# DIY Sliding glass top



## Freedom (May 17, 2009)

There is an old (2007) thread out there on another forum, which explains how to make a sliding glass top for a tank. If anyone is considering this:

1. Lowe's is not going to be carrying the plastic molding much longer; it is on clearance at 57 cents for an 8 foot length.

2. The above mentioned thread is short the first and last number of the item number. The Lowe's item number for the outside corner tile molding is: 0-1141511635-4

It can be cut with a utility knife to the length you need, just score it over and over until you get through it.

Due to the missing figures, it took me 2 trips to Lowe's, with 2 trips to Home Depot in between, to figure out what the heck it is I'm supposed to purchase, lol.

I do plan to paint mine black to match the tank before I glue it in. Then, as I am not an accurate measure person, I will haul the tank to the glass store and let THEM do the measuring.

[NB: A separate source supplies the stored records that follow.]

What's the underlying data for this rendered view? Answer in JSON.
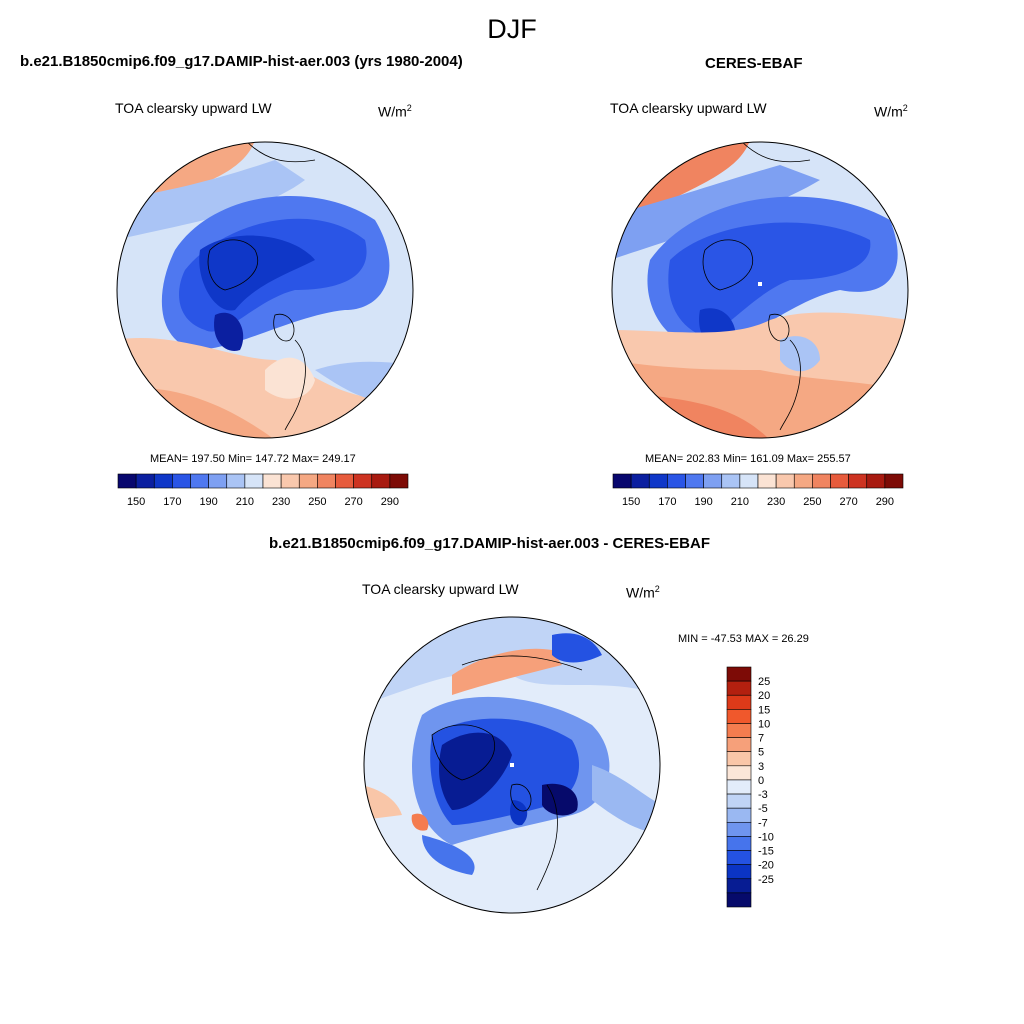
{
  "figure": {
    "season": "DJF"
  },
  "panels": {
    "model": {
      "case": "b.e21.B1850cmip6.f09_g17.DAMIP-hist-aer.003 (yrs 1980-2004)",
      "variable": "TOA clearsky upward LW",
      "units_base": "W/m",
      "units_exp": "2",
      "stats": "MEAN= 197.50  Min= 147.72  Max= 249.17"
    },
    "obs": {
      "case": "CERES-EBAF",
      "variable": "TOA clearsky upward LW",
      "units_base": "W/m",
      "units_exp": "2",
      "stats": "MEAN= 202.83  Min= 161.09  Max= 255.57"
    },
    "diff": {
      "case": "b.e21.B1850cmip6.f09_g17.DAMIP-hist-aer.003 - CERES-EBAF",
      "variable": "TOA clearsky upward LW",
      "units_base": "W/m",
      "units_exp": "2",
      "stats": "MIN = -47.53 MAX =  26.29"
    }
  },
  "chart_data": [
    {
      "type": "heatmap",
      "projection": "north polar stereographic",
      "title": "TOA clearsky upward LW",
      "units": "W/m2",
      "mean": 197.5,
      "min": 147.72,
      "max": 249.17,
      "colorbar_ticks": [
        150,
        170,
        190,
        210,
        230,
        250,
        270,
        290
      ],
      "colorbar_colors": [
        "#08076e",
        "#0b1fa0",
        "#0f37c8",
        "#2a55e6",
        "#4f78f0",
        "#7ea0f2",
        "#aac4f5",
        "#d6e4f8",
        "#fbe3d4",
        "#f9c8ad",
        "#f5a883",
        "#f08460",
        "#e75b3c",
        "#cd3321",
        "#a81a10",
        "#7d0b06"
      ]
    },
    {
      "type": "heatmap",
      "projection": "north polar stereographic",
      "title": "TOA clearsky upward LW",
      "units": "W/m2",
      "mean": 202.83,
      "min": 161.09,
      "max": 255.57,
      "colorbar_ticks": [
        150,
        170,
        190,
        210,
        230,
        250,
        270,
        290
      ],
      "colorbar_colors": [
        "#08076e",
        "#0b1fa0",
        "#0f37c8",
        "#2a55e6",
        "#4f78f0",
        "#7ea0f2",
        "#aac4f5",
        "#d6e4f8",
        "#fbe3d4",
        "#f9c8ad",
        "#f5a883",
        "#f08460",
        "#e75b3c",
        "#cd3321",
        "#a81a10",
        "#7d0b06"
      ]
    },
    {
      "type": "heatmap",
      "projection": "north polar stereographic",
      "title": "TOA clearsky upward LW",
      "units": "W/m2",
      "min": -47.53,
      "max": 26.29,
      "colorbar_ticks": [
        25,
        20,
        15,
        10,
        7,
        5,
        3,
        0,
        -3,
        -5,
        -7,
        -10,
        -15,
        -20,
        -25
      ],
      "colorbar_colors": [
        "#7d0b06",
        "#b3200f",
        "#dd3a19",
        "#f0582c",
        "#f47c4f",
        "#f6a07a",
        "#f9c6a8",
        "#fbe6d8",
        "#e2ecfa",
        "#c0d4f6",
        "#9ab8f2",
        "#6f95ef",
        "#4674ec",
        "#2452e2",
        "#0b34c4",
        "#071c93",
        "#060a6b"
      ]
    }
  ]
}
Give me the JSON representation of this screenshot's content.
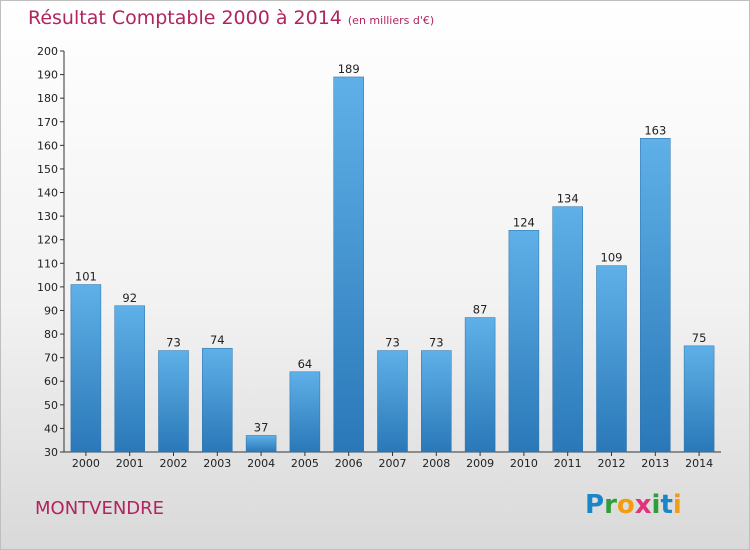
{
  "title": {
    "main": "Résultat Comptable 2000 à 2014",
    "sub": "(en milliers d'€)"
  },
  "commune": "MONTVENDRE",
  "logo": {
    "letters": [
      "P",
      "r",
      "o",
      "x",
      "i",
      "t",
      "i"
    ],
    "colors": [
      "#1a86c8",
      "#2e9e3a",
      "#f39c12",
      "#e0337a",
      "#2e9e3a",
      "#1a86c8",
      "#f39c12"
    ]
  },
  "colors": {
    "bar_top": "#5fb0e8",
    "bar_bottom": "#2a78b8",
    "title": "#b0245f"
  },
  "chart_data": {
    "type": "bar",
    "categories": [
      "2000",
      "2001",
      "2002",
      "2003",
      "2004",
      "2005",
      "2006",
      "2007",
      "2008",
      "2009",
      "2010",
      "2011",
      "2012",
      "2013",
      "2014"
    ],
    "values": [
      101,
      92,
      73,
      74,
      37,
      64,
      189,
      73,
      73,
      87,
      124,
      134,
      109,
      163,
      75
    ],
    "ylim": [
      30,
      200
    ],
    "yticks": [
      30,
      40,
      50,
      60,
      70,
      80,
      90,
      100,
      110,
      120,
      130,
      140,
      150,
      160,
      170,
      180,
      190,
      200
    ],
    "grid": false
  }
}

Just thought this may help someone out there.


----------



## Mikaila31 (Dec 18, 2008)

Yeah these make great DIY tops very cheap and IMO work better then the hinged tops. I just took measurements they usually are good with cutting and you do have wiggle room, just subtract some for the space the trim takes up. If you have a HOB or something it can be a bit tricky but for airline and powercords there is a wide type of trim that you can attach and cut notches out of. I have some that have a corner cut out for clip on heaters and such which would work for filter intakes and out takes too. I also color my trim black with a sharpie usually. Since typically its white they do look silly and stand out on a black trim tank unless you turn them black. You could paint them or something but hey sharpies work and I'm lazy.


----------